Thankfully, not all dime-store turtles perished as babies. The Cleveland Aquarium (Ohio) operated from 1954 to1985. During its service, it maintained an impressive display devoted entirely to turtles donated by the public. After recently corresponding with the former curator of the facility, he recalled the exhibit measuring roughly 18 feet wide and 12 feet front-to-back, with a waterfall, and approximately one-third of the floor consisting of a shallow (around 8-inch) pool. The exhibit held approximately 70 turtles, virtually all donated red-eared sliders; a Louisiana heron was a cage mate.
Red-eared slider popularity has not diminished. Today, the vast majority of commercially manufactured aquatic turtle diets continue to feature this species on the label or packaging. I have fed Reptomin to my aquatic turtles for more than 20 years, and although most, if not all, modern commercial diets provide well-rounded nutrition, I never rely on them solely. I also feed whole fish of the appropriate size or cut up, earthworms, night crawlers, waxworms, crayfish and crickets.

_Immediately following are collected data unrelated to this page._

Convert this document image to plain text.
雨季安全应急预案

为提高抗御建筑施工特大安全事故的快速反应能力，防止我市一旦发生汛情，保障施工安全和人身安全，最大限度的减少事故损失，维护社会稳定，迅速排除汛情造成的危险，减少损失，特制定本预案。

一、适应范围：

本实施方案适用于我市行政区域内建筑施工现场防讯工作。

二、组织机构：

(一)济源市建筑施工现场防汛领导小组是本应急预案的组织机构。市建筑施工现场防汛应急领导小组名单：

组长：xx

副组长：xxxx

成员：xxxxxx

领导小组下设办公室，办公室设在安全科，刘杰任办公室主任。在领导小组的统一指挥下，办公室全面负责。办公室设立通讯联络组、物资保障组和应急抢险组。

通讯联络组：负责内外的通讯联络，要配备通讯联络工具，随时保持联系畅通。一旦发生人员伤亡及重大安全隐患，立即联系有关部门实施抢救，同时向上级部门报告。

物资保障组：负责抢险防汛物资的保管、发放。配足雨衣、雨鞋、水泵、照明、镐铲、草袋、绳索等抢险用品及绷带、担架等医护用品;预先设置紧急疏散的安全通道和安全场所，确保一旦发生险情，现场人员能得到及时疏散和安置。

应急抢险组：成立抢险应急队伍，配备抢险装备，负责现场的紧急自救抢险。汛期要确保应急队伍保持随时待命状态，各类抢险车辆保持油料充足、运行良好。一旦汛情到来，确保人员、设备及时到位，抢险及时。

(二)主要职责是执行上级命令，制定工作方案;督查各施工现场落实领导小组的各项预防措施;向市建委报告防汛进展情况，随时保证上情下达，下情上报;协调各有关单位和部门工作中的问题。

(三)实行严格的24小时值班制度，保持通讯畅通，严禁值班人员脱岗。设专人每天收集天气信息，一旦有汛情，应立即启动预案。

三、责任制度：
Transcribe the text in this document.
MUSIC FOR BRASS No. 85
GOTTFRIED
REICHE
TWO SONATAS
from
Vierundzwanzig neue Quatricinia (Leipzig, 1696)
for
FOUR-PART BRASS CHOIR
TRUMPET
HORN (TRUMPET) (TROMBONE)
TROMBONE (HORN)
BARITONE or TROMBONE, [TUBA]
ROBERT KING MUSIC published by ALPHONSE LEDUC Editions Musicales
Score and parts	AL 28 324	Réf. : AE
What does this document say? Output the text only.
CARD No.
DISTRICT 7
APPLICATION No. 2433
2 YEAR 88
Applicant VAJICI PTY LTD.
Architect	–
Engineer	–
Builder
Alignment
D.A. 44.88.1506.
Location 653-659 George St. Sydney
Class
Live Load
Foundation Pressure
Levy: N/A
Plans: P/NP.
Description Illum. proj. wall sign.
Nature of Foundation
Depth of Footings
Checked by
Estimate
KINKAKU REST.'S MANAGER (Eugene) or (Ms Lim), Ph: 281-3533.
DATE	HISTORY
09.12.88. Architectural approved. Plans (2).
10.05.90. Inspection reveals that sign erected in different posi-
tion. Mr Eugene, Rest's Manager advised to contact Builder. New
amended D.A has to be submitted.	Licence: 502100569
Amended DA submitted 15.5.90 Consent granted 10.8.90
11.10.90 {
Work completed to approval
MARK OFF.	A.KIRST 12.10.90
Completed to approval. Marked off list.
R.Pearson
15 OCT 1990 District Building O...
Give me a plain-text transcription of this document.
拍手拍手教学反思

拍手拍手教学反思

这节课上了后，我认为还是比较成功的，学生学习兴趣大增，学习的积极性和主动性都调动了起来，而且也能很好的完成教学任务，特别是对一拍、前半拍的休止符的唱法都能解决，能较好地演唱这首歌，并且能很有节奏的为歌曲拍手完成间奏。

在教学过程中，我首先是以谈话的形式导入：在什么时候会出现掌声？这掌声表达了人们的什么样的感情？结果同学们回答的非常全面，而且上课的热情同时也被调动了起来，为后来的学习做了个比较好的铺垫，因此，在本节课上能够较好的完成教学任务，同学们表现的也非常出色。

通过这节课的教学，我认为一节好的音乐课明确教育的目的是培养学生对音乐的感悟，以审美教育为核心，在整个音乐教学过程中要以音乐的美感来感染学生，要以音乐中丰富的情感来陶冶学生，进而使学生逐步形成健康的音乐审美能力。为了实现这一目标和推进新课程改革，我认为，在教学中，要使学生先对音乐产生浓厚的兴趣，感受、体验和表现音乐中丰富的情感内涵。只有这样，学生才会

There are a number of responsible turtle breeders and sellers producing and selling quality aquatic turtle hatchlings. Nutritious, commercially prepared diets from various producers are widely available, as are appropriate enclosures, filters and required accessories. Additionally, there is informative literature detailing the captive husbandry of baby turtles, as well as several books dedicated exclusively to the care of red-eared sliders. However, just because information is available does not guarantee it will be utilized. To illustrate this, my most memorable example comes from a reptile show in Cleveland where I was a book vendor. A middle-aged gentleman holding a deli-cup container, with several recently purchased hatchling red-eared sliders, approached and asked if I had a book on their care. I responded yes, and produced the book titled Red-Eared Slider Turtles. I was asked how much, to which I replied $8. In an exasperated, questioning manner, the gentleman literally yelled "$8 for a book?" and then promptly walked away.
Hatchling turtles, predominantly red-eared sliders are still produced in huge numbers on properties in the southern U.S. There are 80 turtle farms in Louisiana alone. The majority of the hatchlings are sold overseas, where the 4-inch law does not apply. However, individuals selling these baby turtles, or specimens removed from the wild, can easily be found in tourist hot spots and flea markets, selling to what are most likely uninformed, dime-store-equivalent shoppers of today. Responsible herpetoculturists notwithstanding, the FDA ban undoubtedly saves a staggering number of baby turtles from perishing as they did decades ago.